Vic Johnson

At Your Service
Vic Johnson: Brad Starks.
Vic Johnson: Brad Starks.

Music fans might remember Vic Johnson as the wickedly eclectic guitarist from the ’80s band The Busboys; it thrived in heavy rotation in the early days of MTV, appeared in the Eddie Murphy blockbuster 48 Hrs., and enjoyed a hit album with Minimum Wage Rock & Roll. In the years since, Johnson made his mark in Sound Barrier and Total Eclipse, and since 1997 has been Sammy Hagar’s right-hand man.

His new project with Hagar is called The Circle and features bassist Michael Anthony and drummer Jason Bonham. The album is called At Your Service and showcases not only Johnson’s intrepid guitar chops, but also his talent as the album’s producer.

Where do you come from as a guitarist?
I grew up in the Colorado Springs area, so I was listening to a lot of Hendrix, Ten Years After, Grand Funk Railroad, and Vanilla Fudge. I was a Rocky Mountain kid listening to that kind of stuff. I loved Cream, Mahogany Rush, Zephyr… I saw Tommy Bolin when I was 13 and saw Rush with their original drummer. I would see these guys and take it all in. I’m self-taught on guitar.

I moved to L.A. in ’78, and by then had learned quite a bit. We did a lot of Jethro Tull and Yes, and I also knew a lot of Top 40 stuff like Earth, Wind & Fire. I joined a cover band called The Infallibles and we thought we were going to get signed to Casablanca Records. But then the singers tried to get rid of the band (laughs).

How did you end up with The Busboys?
They needed a new guitar player, so I went to watch them at Madam Wong’s. I thought, “This is that new-wave/punk thing…” This was 1980. I thought they were pretty good, but I was like, “Is this what I really want to do?” The club was crazy packed!

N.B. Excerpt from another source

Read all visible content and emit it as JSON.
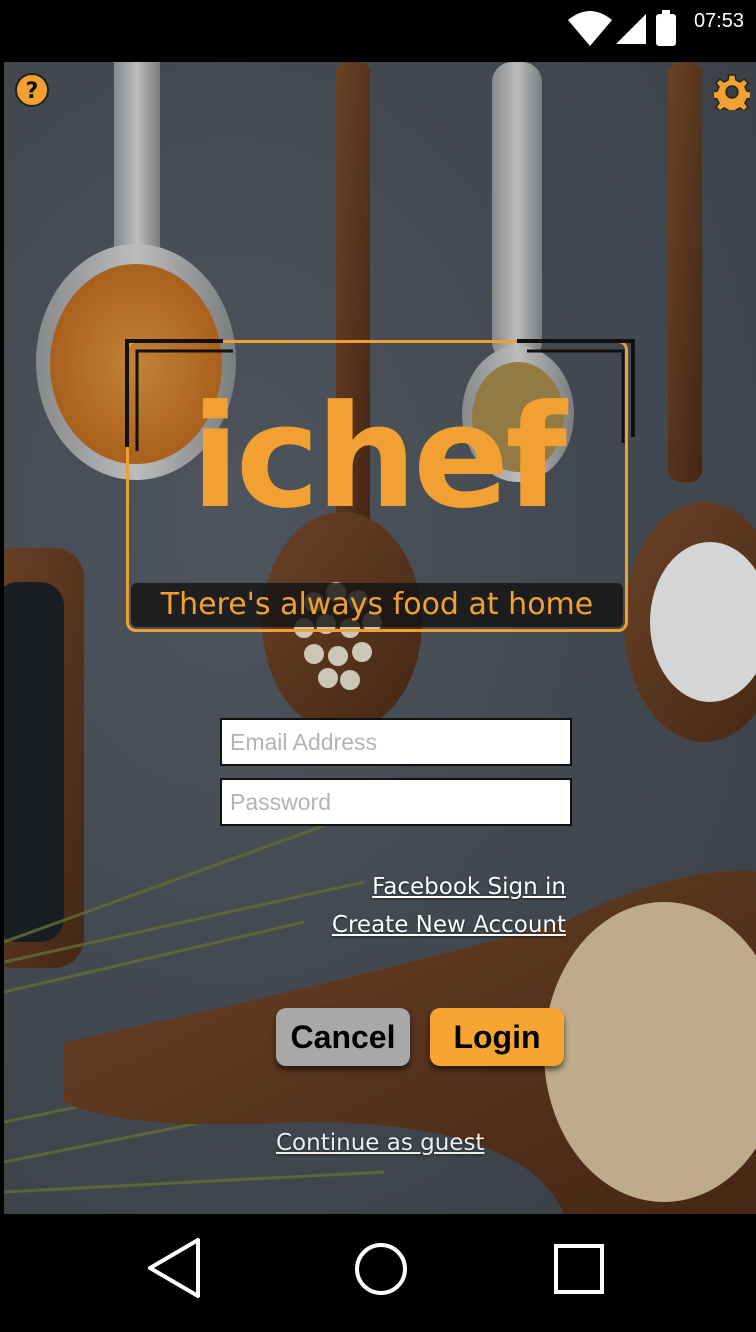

Your background was in heavy rock.
Exactly. I’d seen Van Halen at the Starwood, and that was a lasting impression. The Busboys were very popular. Madame Wong didn’t want a black band in her club, but The Busboys ended up becoming the house band. I auditioned for them three times; Brian O’Neal (keyboards/vocals) was really workin’ me. “Yeah, you’re pretty good, but we’re going to listen to this other guy.” (laughs) Five months after I joined the band, Clive Davis came to Madame Wong’s and signed us.

That must have been a crazy time.
Our music video was played on MTV before Michael Jackson or Prince. Then we got to know Eddie Murphy, did that scene in 48 Hrs., appeared with him on “Saturday Night Live,” and went on his Delirious tour. It was a trip.

What was it like to audition for Sammy Hagar?
I got a call from a guy at Disney who said Sammy was looking for a guitar player. All these typical guitar players showed up – tall white guys with blonde hair. Sammy didn’t want that. I ended up being the guy. It was quick. He called me the next day; he had a tape with samples of my playing. He flew me to his house and we started playing “Space Station #5,” “Heavy Metal,” and “Rock Candy.” He just sprang them on me. He had just got out of Van Halen and he was over it, so we didn’t play any Van Halen. He was back doing his solo thing. In rehearsals, we learned a bunch of Sammy songs. It ended up being an 18-plus-year deal.

What’s the concept behind The Circle?
Sammy comes up with ideas and I give him hints as to what he can do. He’s a solo guy, but this is his most band-oriented project. Sammy has known Jason Bonham for a while. We played a couple of Led Zeppelin songs on the spur of the moment and it was cool. We thought we’d have him come and mix it up – play some Zeppelin and Van Halen tunes. It’s for the fans and Sammy sings the s**t out of these songs. We also use Sammy’s old drummer, David Lauser, for the classic solo material. Michael Anthony knows all the solo material from playing in Cabo, and, of course, the Van Halen stuff. The Circle is an equal thing – not just “The Sammy Hagar Show.”

You have a signature amp.
Yeah. It’s called the 4550, by David Bray, of Bray Amplifiers. It’s based on my 100-watt Marshall that he modified for me. It’s outstanding. I love it with the ’58 VOS Les Pauls and the PRS 513. It does everything. Sammy and I will be recording new songs with this new band, and I’m really looking forward to it.